Костян приехал через сорок минут.
На стену повесили объявление «Предлагается икра». Стали брать и приносили обратно: какая-то не такая. Сперва поругались: ничего-то вы не понимаете в икре, когда вернули седьмую банку, прояснилось – им впарили порченый товар. Попытались раскидать по палаткам, но не пошло, Костян не туда поставил ящики: с мороза сразу к горячим батареям – через три дня нечего продавать.
Я, конечно, понимал, что когда-то придется писать про Бабаева. Мне хотелось. Я не мог сказать вслух, не мог подумать, но внутри выходило: после того, когда… Но ведь я не ждал его смерти. Я собирал материал. И чтобы закончить, мне не хватало, получается, этого. Чужая смерть заставляет запомнить твой день, твою минуту, когда ты узнал и что-то подумал и запомнил навсегда – так полностью и точно, как редко думаешь и помнишь, когда не ребенок, – вот все, что такое чужая смерть. Это – настоящий ты.
Чужая смерть, и все равно ничего не узнаешь о жизни. Ничего не изменится. Записал, и всё. И все равно солнце встанет, позовет крепкая власть мочевого пузыря, садись съешь что-нибудь, надо сходить за хлебом, звонит телефон – тот, кому нет нужды знать, перед которым неудобно или бессмысленно выглядеть унылым, он-то здесь при чем, никто не должен страдать. А я?
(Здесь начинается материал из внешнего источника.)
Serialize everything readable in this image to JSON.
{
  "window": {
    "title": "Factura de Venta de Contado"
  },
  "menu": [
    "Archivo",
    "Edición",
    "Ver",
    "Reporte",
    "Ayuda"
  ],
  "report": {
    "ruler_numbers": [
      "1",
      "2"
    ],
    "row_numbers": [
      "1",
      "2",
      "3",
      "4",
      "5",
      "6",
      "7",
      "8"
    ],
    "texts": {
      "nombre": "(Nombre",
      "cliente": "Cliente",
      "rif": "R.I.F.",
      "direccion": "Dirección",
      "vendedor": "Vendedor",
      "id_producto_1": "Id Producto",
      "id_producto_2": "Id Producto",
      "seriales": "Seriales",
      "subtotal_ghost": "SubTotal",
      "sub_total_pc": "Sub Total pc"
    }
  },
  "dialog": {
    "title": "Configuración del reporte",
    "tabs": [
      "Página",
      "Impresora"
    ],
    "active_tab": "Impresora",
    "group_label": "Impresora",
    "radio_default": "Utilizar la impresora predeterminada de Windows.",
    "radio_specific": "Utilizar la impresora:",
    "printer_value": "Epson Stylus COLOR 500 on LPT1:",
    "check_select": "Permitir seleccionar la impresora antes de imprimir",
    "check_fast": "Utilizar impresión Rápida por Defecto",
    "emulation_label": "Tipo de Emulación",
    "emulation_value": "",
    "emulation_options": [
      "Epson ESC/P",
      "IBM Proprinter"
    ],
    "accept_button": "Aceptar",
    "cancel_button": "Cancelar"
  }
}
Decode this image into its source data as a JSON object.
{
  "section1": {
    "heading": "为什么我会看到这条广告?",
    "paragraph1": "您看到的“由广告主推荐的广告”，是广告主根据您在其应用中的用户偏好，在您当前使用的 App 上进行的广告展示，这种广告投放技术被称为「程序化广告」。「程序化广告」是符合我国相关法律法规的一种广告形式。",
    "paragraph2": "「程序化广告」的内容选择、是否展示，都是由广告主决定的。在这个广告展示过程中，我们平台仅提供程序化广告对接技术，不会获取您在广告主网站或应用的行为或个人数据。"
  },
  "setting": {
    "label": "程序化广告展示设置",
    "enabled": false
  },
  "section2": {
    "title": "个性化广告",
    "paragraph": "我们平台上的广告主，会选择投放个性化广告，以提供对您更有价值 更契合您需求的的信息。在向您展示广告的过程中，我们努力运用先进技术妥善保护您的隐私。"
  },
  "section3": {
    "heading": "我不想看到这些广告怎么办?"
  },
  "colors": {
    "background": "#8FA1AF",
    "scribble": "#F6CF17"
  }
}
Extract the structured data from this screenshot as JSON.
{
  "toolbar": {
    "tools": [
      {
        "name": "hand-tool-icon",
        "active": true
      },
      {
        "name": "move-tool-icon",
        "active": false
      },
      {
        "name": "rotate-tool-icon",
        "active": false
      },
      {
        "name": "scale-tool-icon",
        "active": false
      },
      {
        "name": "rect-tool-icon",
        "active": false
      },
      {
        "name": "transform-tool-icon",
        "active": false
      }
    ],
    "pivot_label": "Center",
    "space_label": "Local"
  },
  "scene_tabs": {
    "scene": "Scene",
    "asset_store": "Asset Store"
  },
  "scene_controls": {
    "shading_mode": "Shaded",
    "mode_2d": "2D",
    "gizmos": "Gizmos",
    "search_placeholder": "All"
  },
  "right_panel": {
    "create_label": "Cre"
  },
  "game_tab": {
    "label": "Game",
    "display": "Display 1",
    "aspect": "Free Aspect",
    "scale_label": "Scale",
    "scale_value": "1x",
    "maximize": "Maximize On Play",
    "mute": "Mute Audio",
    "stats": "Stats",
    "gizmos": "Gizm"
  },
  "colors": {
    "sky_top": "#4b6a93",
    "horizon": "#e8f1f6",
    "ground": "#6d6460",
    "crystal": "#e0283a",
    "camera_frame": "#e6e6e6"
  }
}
Я думал: Бабаев проживет долго, подрастет Терехова Ася и его запомнит. Но, мне кажется, ему бы хотелось, чтобы кто-то написал, сейчас, до. Помимо паршиво-скучных расчетов впавших в ничтожество после смерти советской власти (что чиновные глаза прочтут, узнают, умилятся и решающая земные вопросы рука поставит против фамилии «Бабаев» цифру на месте, где вечный прочерк) мои или чьи-то строки, кажется, были бы небезразличны Бабаеву сами по себе – нет человека, которого бы они интересовали больше, а я ждал: пусть умрет, но, но, но – не только.